Trucks and SUVs are the old-school of car-building - but they don't run on electricity, they don't drive themselves, and they're designed to be owned, not shared.
In a call with analysts after FCA reported, Rod Lasche of Deutsche Bank asked CEO Sergio Marchionne one of the biggest questions floating around the auto industry: Will new ways of getting around, including autonomous vehicles, car-sharing, and ride-hailing services, end traditional automakers' 100-year dominance of mobility?
"It is contemplated in the plan," Marchionne said, referring to set of objectives FCA has established for 2018.
But he added quickly that industry participants and analysts should be cautious about overthinking new mobility paradigms - then he offered a prediction.
"All the things that have been discussed by other industry participants will materialize," he said, referring to self-driving cars, electrification, and the arrival of disruptive new players, such as Uber.
Marchionne doesn't shy away from sweeping announcements about the car business, but he masked a dire warning with judicious language.
"The relevance of automaker will not be as key," he said.
This type of question comes up often on analysts' conference calls to review Tesla earnings. However, over the past year, we've heard them directed at traditional auto executives, too.
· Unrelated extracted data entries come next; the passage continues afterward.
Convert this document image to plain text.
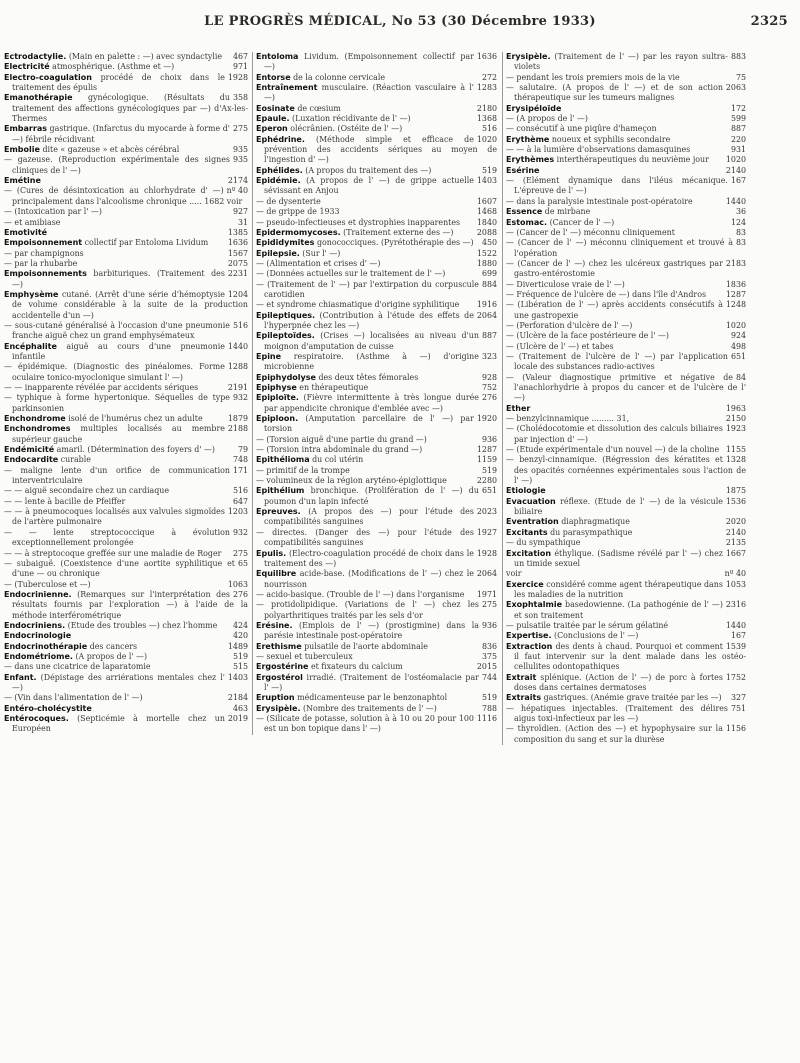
LE PROGRÈS MÉDICAL, No 53 (30 Décembre 1933)	2325

467
Ectrodactylie. (Main en palette : —) avec syndactylie

971
Electricité atmosphérique. (Asthme et —)

1928
Electro-coagulation procédé de choix dans le traitement des épulis

358
Emanothérapie gynécologique. (Résultats du traitement des affections gynécologiques par —) d'Ax-les-Thermes

275
Embarras gastrique. (Infarctus du myocarde à forme d' —) fébrile récidivant

935
Embolie dite « gazeuse » et abcès cérébral

935
— gazeuse. (Reproduction expérimentale des signes cliniques de l' —)

2174
Emétine

nº 40
— (Cures de désintoxication au chlorhydrate d' —) principalement dans l'alcoolisme chronique ..... 1682 voir

927
— (Intoxication par l' —)

31
— et amibiase

1385
Emotivité

1636
Empoisonnement collectif par Entoloma Lividum

1567
— par champignons

2075
— par la rhubarbe

2231
Empoisonnements barbituriques. (Traitement des —)

1204
Emphysème cutané. (Arrêt d'une série d'hémoptysie de volume considérable à la suite de la production accidentelle d'un —)

516
— sous-cutané généralisé à l'occasion d'une pneumonie franche aiguë chez un grand emphysémateux

1440
Encéphalite aiguë au cours d'une pneumonie infantile

1288
— épidémique. (Diagnostic des pinéalomes. Forme oculaire tonico-myoclonique simulant l' —)

2191
— — inapparente révélée par accidents sériques

932
— typhique à forme hypertonique. Séquelles de type parkinsonien

1879
Enchondrome isolé de l'humérus chez un adulte

2188
Enchondromes multiples localisés au membre supérieur gauche

79
Endémicité amaril. (Détermination des foyers d' —)

748
Endocardite curable

171
— maligne lente d'un orifice de communication interventriculaire

516
— — aiguë secondaire chez un cardiaque

647
— — lente à bacille de Pfeiffer

1203
— — à pneumocoques localisés aux valvules sigmoïdes de l'artère pulmonaire

932
— — lente streptococcique à évolution exceptionnellement prolongée

275
— — à streptocoque greffée sur une maladie de Roger

65
— subaiguë. (Coexistence d'une aortite syphilitique et d'une — ou chronique

1063
— (Tuberculose et —)

276
Endocrinienne. (Remarques sur l'interprétation des résultats fournis par l'exploration —) à l'aide de la méthode interférométrique

424
Endocriniens. (Etude des troubles —) chez l'homme

420
Endocrinologie

1489
Endocrinothérapie des cancers

519
Endométriome. (A propos de l' —)

515
— dans une cicatrice de laparatomie

1403
Enfant. (Dépistage des arriérations mentales chez l' —)

2184
— (Vin dans l'alimentation de l' —)

463
Entéro-cholécystite

2019
Entérocoques. (Septicémie à mortelle chez un Européen

1636
Entoloma Lividum. (Empoisonnement collectif par —)

272
Entorse de la colonne cervicale

1283
Entraînement musculaire. (Réaction vasculaire à l' —)

2180
Eosinate de cœsium

1368
Epaule. (Luxation récidivante de l' —)

516
Eperon olécrânien. (Ostéite de l' —)

1020
Ephédrine. (Méthode simple et efficace de prévention des accidents sériques au moyen de l'ingestion d' —)

519
Ephélides. (A propos du traitement des —)

1403
Epidémie. (A propos de l' —) de grippe actuelle sévissant en Anjou

1607
— de dysenterie

1468
— de grippe de 1933

1840
— pseudo-infectieuses et dystrophies inapparentes

2088
Epidermomycoses. (Traitement externe des —)

450
Epididymites gonococciques. (Pyrétothérapie des —)

1522
Epilepsie. (Sur l' —)

1880
— (Alimentation et crises d' —)

699
— (Données actuelles sur le traitement de l' —)

884
— (Traitement de l' —) par l'extirpation du corpuscule carotidien

1916
— et syndrome chiasmatique d'origine syphilitique

2064
Epileptiques. (Contribution à l'étude des effets de l'hyperpnée chez les —)

887
Epileptoïdes. (Crises —) localisées au niveau d'un moignon d'amputation de cuisse

323
Epine respiratoire. (Asthme à —) d'origine microbienne

928
Epiphydolyse des deux têtes fémorales

752
Epiphyse en thérapeutique

276
Epiploïte. (Fièvre intermittente à très longue durée par appendicite chronique d'emblée avec —)

1920
Epiploon. (Amputation parcellaire de l' —) par torsion

936
— (Torsion aiguë d'une partie du grand —)

1287
— (Torsion intra abdominale du grand —)

1159
Epithélioma du col utérin

519
— primitif de la trompe

2280
— volumineux de la région aryténo-épiglottique

651
Epithélium bronchique. (Prolifération de l' —) du poumon d'un lapin infecté

2023
Epreuves. (A propos des —) pour l'étude des compatibilités sanguines

1927
— directes. (Danger des —) pour l'étude des compatibilités sanguines

1928
Epulis. (Electro-coagulation procédé de choix dans le traitement des —)

2064
Equilibre acide-base. (Modifications de l' —) chez le nourrisson

1971
— acido-basique. (Trouble de l' —) dans l'organisme

275
— protidolipidique. (Variations de l' —) chez les polyarthritiques traités par les sels d'or

936
Erésine. (Emplois de l' —) (prostigmine) dans la parésie intestinale post-opératoire

836
Erethisme pulsatile de l'aorte abdominale

375
— sexuel et tuberculeux

2015
Ergostérine et fixateurs du calcium

744
Ergostérol irradié. (Traitement de l'ostéomalacie par l' —)

519
Eruption médicamenteuse par le benzonaphtol

788
Erysipèle. (Nombre des traitements de l' —)

1116
— (Silicate de potasse, solution à à 10 ou 20 pour 100 est un bon topique dans l' —)

883
Erysipèle. (Traitement de l' —) par les rayon sultra-violets

75
— pendant les trois premiers mois de la vie

2063
— salutaire. (A propos de l' —) et de son action thérapeutique sur les tumeurs malignes

172
Erysipéloïde

599
— (A propos de l' —)

887
— consécutif à une piqûre d'hameçon

220
Erythème noueux et syphilis secondaire

931
— — à la lumière d'observations damasquines

1020
Erythèmes interthérapeutiques du neuvième jour

2140
Esérine

167
— (Elément dynamique dans l'iléus mécanique. L'épreuve de l' —)

1440
— dans la paralysie intestinale post-opératoire

36
Essence de mirbane

124
Estomac. (Cancer de l' —)

83
— (Cancer de l' —) méconnu cliniquement

83
— (Cancer de l' —) méconnu cliniquement et trouvé à l'opération

2183
— (Cancer de l' —) chez les ulcéreux gastriques par gastro-entérostomie

1836
— Diverticulose vraie de l' —)

1287
— Fréquence de l'ulcère de —) dans l'île d'Andros

1248
— (Libération de l' —) après accidents consécutifs à une gastropexie

1020
— (Perforation d'ulcère de l' —)

924
— (Ulcère de la face postérieure de l' —)

498
— (Ulcère de l' —) et tabes

651
— (Traitement de l'ulcère de l' —) par l'application locale des substances radio-actives

84
— (Valeur diagnostique primitive et négative de l'anachlorhydrie à propos du cancer et de l'ulcère de l' —)

1963
Ether

2150
— benzylcinnamique ......... 31,

1923
— (Cholédocotomie et dissolution des calculs biliaires par injection d' —)

1155
— (Etude expérimentale d'un nouvel —) de la choline

1328
— benzyl-cinnamique. (Régression des kératites et des opacités cornéennes expérimentales sous l'action de l' —)

1875
Etiologie

1536
Evacuation réflexe. (Etude de l' —) de la vésicule biliaire

2020
Eventration diaphragmatique

2140
Excitants du parasympathique

2135
— du sympathique

1667
Excitation éthylique. (Sadisme révélé par l' —) chez un timide sexuel

nº 40
voir

1053
Exercice considéré comme agent thérapeutique dans les maladies de la nutrition

2316
Exophtalmie basedowienne. (La pathogénie de l' —) et son traitement

1440
— pulsatile traitée par le sérum gélatiné

167
Expertise. (Conclusions de l' —)

1539
Extraction des dents à chaud. Pourquoi et comment il faut intervenir sur la dent malade dans les ostéo-cellulites odontopathiques

1752
Extrait splénique. (Action de l' —) de porc à fortes doses dans certaines dermatoses

327
Extraits gastriques. (Anémie grave traitée par les —)

751
— hépatiques injectables. (Traitement des délires aigus toxi-infectieux par les —)

1156
— thyroïdien. (Action des —) et hypophysaire sur la composition du sang et sur la diurèse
Unlike General Motors' CEO Mary Barra, Marchionne isn't pitching FCA as a technology company, although he insisted on the call that FCA is investing an appropriate amount to keep pace with industry changes.
And he stressed that the traditional car business isn't "facing an impending demise," expressing his disagreement with a sprawling assessment of the industry recently published by Sanford Bernstein analyst Max Warburton, cheerily titled "The End of an Era."
But, again, Marchionne has been something of a lone-wolf CEO in the industry of late, arguing forcefully that carmakers spend too much money on duplicate technologies and that there should be global consolidation. In fact, he's less worried that Uber and Apple and Google will put the traditional car makers out of business - and more worried that they'll do themselves in.